# Married american female



## Rr85 (Nov 8, 2015)

Hello friends! My husband and I will be moving to Bangkok from the US due to his job. We'll be there for 3+ years. I'll have a lot of free time which I am not used to, but plan to do some traveling of my own and to do a lot of visiting to historic places, restaurants, etc. Any suggested places (touristy or not) I could/should visit in my time there?

What is the best way for a married woman to meet friends there? I understand the culture is different and don't want to be seen as a nuisance or something worse. 

We'll also be bringing our two beagle/pointer mixes with us. I've looked at pet paradise park as a place to board them when I travel out of town. Does anyone have any experience with them?
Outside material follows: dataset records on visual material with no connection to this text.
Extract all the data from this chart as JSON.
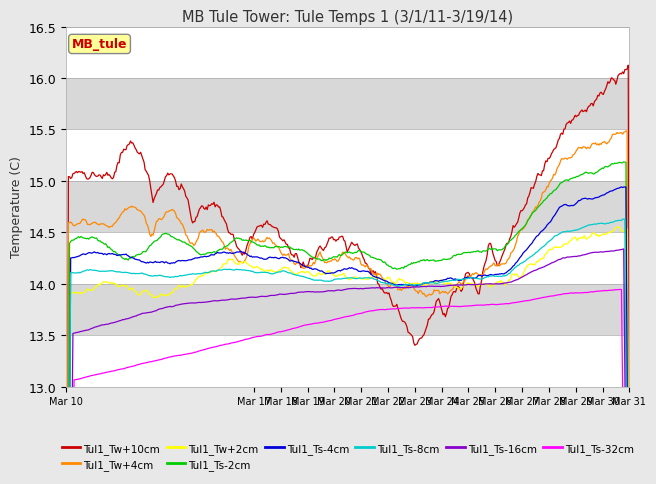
{
  "title": "MB Tule Tower: Tule Temps 1 (3/1/11-3/19/14)",
  "ylabel": "Temperature (C)",
  "ylim": [
    13.0,
    16.5
  ],
  "yticks": [
    13.0,
    13.5,
    14.0,
    14.5,
    15.0,
    15.5,
    16.0,
    16.5
  ],
  "series": [
    {
      "name": "Tul1_Tw+10cm",
      "color": "#cc0000"
    },
    {
      "name": "Tul1_Tw+4cm",
      "color": "#ff8800"
    },
    {
      "name": "Tul1_Tw+2cm",
      "color": "#ffff00"
    },
    {
      "name": "Tul1_Ts-2cm",
      "color": "#00cc00"
    },
    {
      "name": "Tul1_Ts-4cm",
      "color": "#0000dd"
    },
    {
      "name": "Tul1_Ts-8cm",
      "color": "#00cccc"
    },
    {
      "name": "Tul1_Ts-16cm",
      "color": "#8800cc"
    },
    {
      "name": "Tul1_Ts-32cm",
      "color": "#ff00ff"
    }
  ],
  "background_color": "#e8e8e8",
  "band_color_light": "#ffffff",
  "band_color_dark": "#d8d8d8",
  "annotation_box_color": "#ffff99",
  "annotation_box_text": "MB_tule",
  "annotation_box_text_color": "#cc0000",
  "n_points": 500,
  "x_day_start": 10,
  "x_day_end": 31,
  "xtick_days": [
    10,
    17,
    18,
    19,
    20,
    21,
    22,
    23,
    24,
    25,
    26,
    27,
    28,
    29,
    30,
    31
  ]
}
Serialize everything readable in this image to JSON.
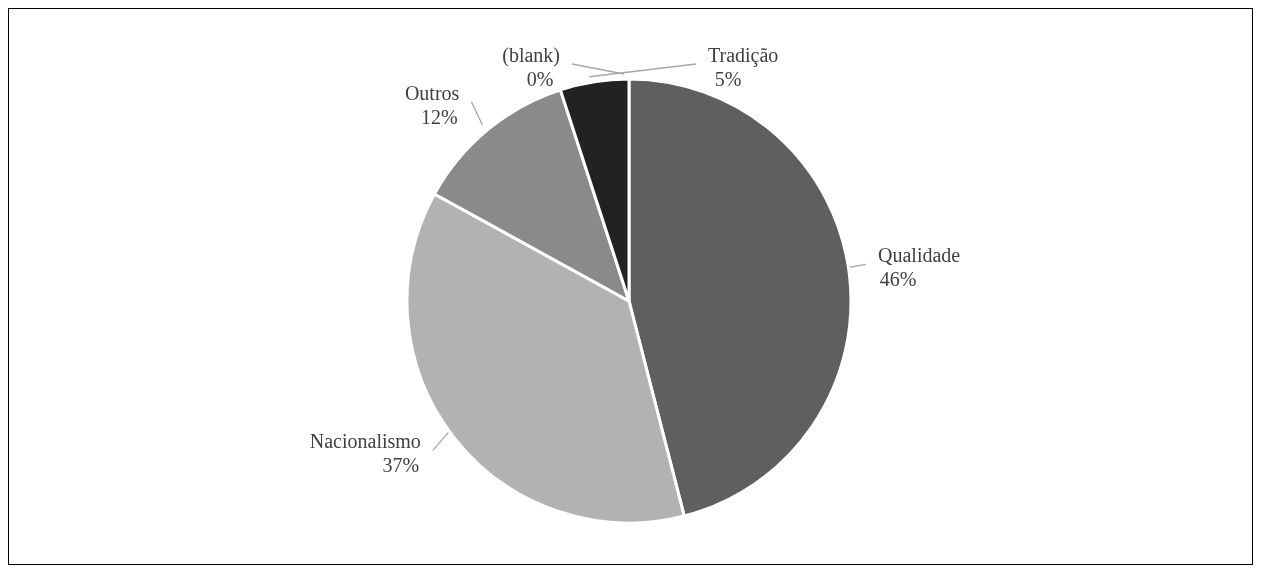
{
  "chart_data": {
    "type": "pie",
    "categories": [
      "Qualidade",
      "Nacionalismo",
      "Outros",
      "Tradição",
      "(blank)"
    ],
    "values": [
      46,
      37,
      12,
      5,
      0
    ],
    "value_labels": [
      "46%",
      "37%",
      "12%",
      "5%",
      "0%"
    ],
    "colors": [
      "#5f5f5f",
      "#b2b2b2",
      "#8a8a8a",
      "#222222",
      "#404040"
    ]
  }
}
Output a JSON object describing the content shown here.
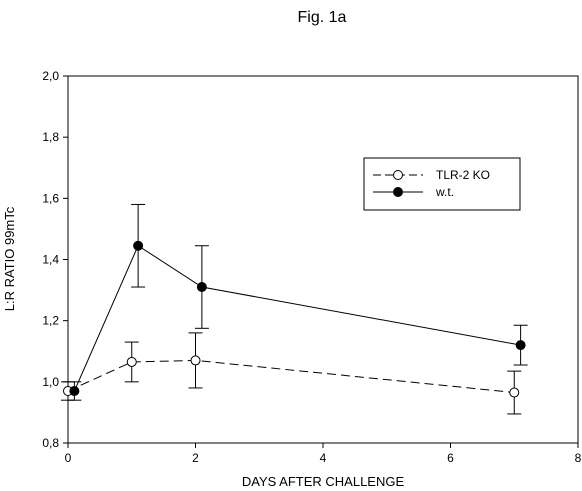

Or possibly suggestions for another place they could stay when I leave?

Any other tips, comments, concerns would be greatly appreciated as I've never been to another country.

Blessings,
Trisha


----------



## Wayward Wind (Aug 28, 2011)

Try the IWC: 

IWC Thailand

Likely to get loads of advice and suggestions there.


----------



## GabrielB (Nov 17, 2015)

Hi Trisha, I've heard of a few friends friends meeting some nice people through meetups - just type "meetups bangkok" into google and you will find the site - it's not letting my post the url here. 

I know there is an expat womens group, that I think was started by women like you - that came to the city for their husband's work, and were looking to make friends.

Hope it helps!


----------